I punti principali del piano Trump
Il piano in 28 punti rappresenta un tentativo pragmatico di stabilizzare la regione e porre fine al conflitto, basandosi su precedenti modelli di negoziazione internazionale, come l’accordo per Gaza:
- Ritiro delle truppe ucraine dal Donbass e cessione dei territori sotto il controllo di Kiev, riconoscendo de facto la vittoria russa sul campo.
- Riconoscimento internazionale di Lugansk, Donetsk e Crimea come territori russi da parte degli Stati Uniti e di altri Paesi.
- Limitazioni all’arsenale militare ucraino, con particolare attenzione ai missili a lunga gittata.
- Riduzione delle forze armate ucraine a circa la metà.
- Nessuna presenza militare europea sul territorio ucraino, mantenendo l’amministrazione del Paese sotto Kiev ma senza alleati sul campo.
- Riconoscimento ufficiale della lingua russa e della Chiesa Ortodossa Ucraina affiliata al Patriarcato di Mosca.
- Rinuncia all’adesione dell’Ucraina alla NATO, revoca delle sanzioni alla Russia e immunità legale per la Federazione Russa sui crimini di guerra.
Una guerra assurda e costosa
Il conflitto in Ucraina ha dimostrato tutta la sua assurdità: decine di miliardi di euro e dollari spesi a carico dei cittadini europei e americani, sottraendo risorse essenziali a sanità, istruzione e servizi sociali. Nel frattempo, il fronte si sgretola e la vittoria militare russa è ormai evidente, mentre la leadership ucraina, si trova ora in una situazione di estrema vulnerabilità.
Le responsabilità politiche
Il governo Joe Biden, insieme ai principali esecutivi europei, ha contribuito a prolungare la guerra con forniture militari massicce e sanzioni che, secondo molti analisti, hanno aumentato le sofferenze dei civili senza modificare gli equilibri sul campo.
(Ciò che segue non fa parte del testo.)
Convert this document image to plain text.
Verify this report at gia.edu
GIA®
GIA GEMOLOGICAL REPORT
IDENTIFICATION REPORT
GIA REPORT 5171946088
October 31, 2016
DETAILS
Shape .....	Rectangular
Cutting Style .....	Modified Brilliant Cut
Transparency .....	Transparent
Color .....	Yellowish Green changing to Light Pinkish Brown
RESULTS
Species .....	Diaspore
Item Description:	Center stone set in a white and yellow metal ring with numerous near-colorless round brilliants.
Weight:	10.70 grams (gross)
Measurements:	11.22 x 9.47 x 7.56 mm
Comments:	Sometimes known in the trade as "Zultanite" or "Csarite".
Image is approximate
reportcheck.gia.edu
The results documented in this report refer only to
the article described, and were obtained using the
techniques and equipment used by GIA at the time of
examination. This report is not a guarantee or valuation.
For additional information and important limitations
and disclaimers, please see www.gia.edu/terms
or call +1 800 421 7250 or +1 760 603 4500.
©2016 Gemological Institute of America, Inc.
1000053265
La diplomazia europea si è spesso mostrata divisa e incapace di proporre alternative efficaci, mentre la pressione sugli Stati Uniti per la gestione della crisi ha imposto scelte costose ai contribuenti occidentali.
La strategia Trump
Il piano Donald Trump rappresenta un tentativo pragmatico di chiudere il conflitto, riconoscendo i risultati concreti sul campo e imponendo una pace realistica. “Giovedì è il giorno giusto per accettarlo”, ha dichiarato Trump a Fox News, sottolineando che le concessioni territoriali richieste a Kiev riflettono la realtà della guerra e possono prevenire ulteriori perdite umane e materiali.
Il presidente russo Vladimir Putin ha confermato di aver ricevuto il piano e ne ha riconosciuto la possibile utilità come base per la pace, pur ribadendo che eventuali resistenze ucraine comporterebbero ulteriori avanzate militari. “Durante questa discussione preliminare, la parte americana ci ha chiesto di fare delle concessioni, di mostrare, come hanno detto loro, flessibilità”, ha detto Putin a membri del Consiglio di Sicurezza.
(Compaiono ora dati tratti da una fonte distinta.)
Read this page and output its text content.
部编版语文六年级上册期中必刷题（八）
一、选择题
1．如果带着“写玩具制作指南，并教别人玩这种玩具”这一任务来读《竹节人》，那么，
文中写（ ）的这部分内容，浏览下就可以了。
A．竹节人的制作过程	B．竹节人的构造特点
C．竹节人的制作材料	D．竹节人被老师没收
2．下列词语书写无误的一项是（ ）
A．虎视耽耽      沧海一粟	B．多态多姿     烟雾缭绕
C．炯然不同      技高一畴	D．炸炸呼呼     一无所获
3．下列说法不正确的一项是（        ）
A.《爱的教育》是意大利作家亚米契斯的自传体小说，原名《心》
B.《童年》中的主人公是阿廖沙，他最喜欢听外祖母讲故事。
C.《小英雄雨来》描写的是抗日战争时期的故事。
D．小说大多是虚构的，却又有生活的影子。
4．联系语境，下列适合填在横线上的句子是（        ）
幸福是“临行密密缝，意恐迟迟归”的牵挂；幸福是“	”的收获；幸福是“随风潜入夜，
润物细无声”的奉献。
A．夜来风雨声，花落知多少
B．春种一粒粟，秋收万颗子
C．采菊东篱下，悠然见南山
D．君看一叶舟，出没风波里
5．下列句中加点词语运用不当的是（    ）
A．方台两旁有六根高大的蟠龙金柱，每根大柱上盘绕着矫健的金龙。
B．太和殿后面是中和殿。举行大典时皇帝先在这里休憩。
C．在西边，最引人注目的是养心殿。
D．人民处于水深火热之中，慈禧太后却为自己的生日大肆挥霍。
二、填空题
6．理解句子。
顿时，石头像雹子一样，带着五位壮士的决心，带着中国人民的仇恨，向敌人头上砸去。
Zelensky davanti a una scelta storica
Il presidente Volodymyr Zelensky deve ora confrontarsi con una decisione difficile: accettare il piano e salvaguardare ciò che resta del Paese e dei suoi cittadini, o proseguire un conflitto ormai costoso e dal risultato prevedibile. “L’Ucraina potrebbe trovarsi di fronte a una scelta molto difficile: salvaguardare la propria dignità o preservare un partner chiave nella ricerca di pace”, ha dichiarato Zelensky.
Il tempo stringe: l’ultimatum fissato da Donald Trump offre una finestra concreta per una soluzione diplomatica, riconoscendo la realtà dei fatti e ponendo fine a una guerra che, sotto il peso dei costi economici e sociali, rischia di gravare per anni su milioni di cittadini europei e americani.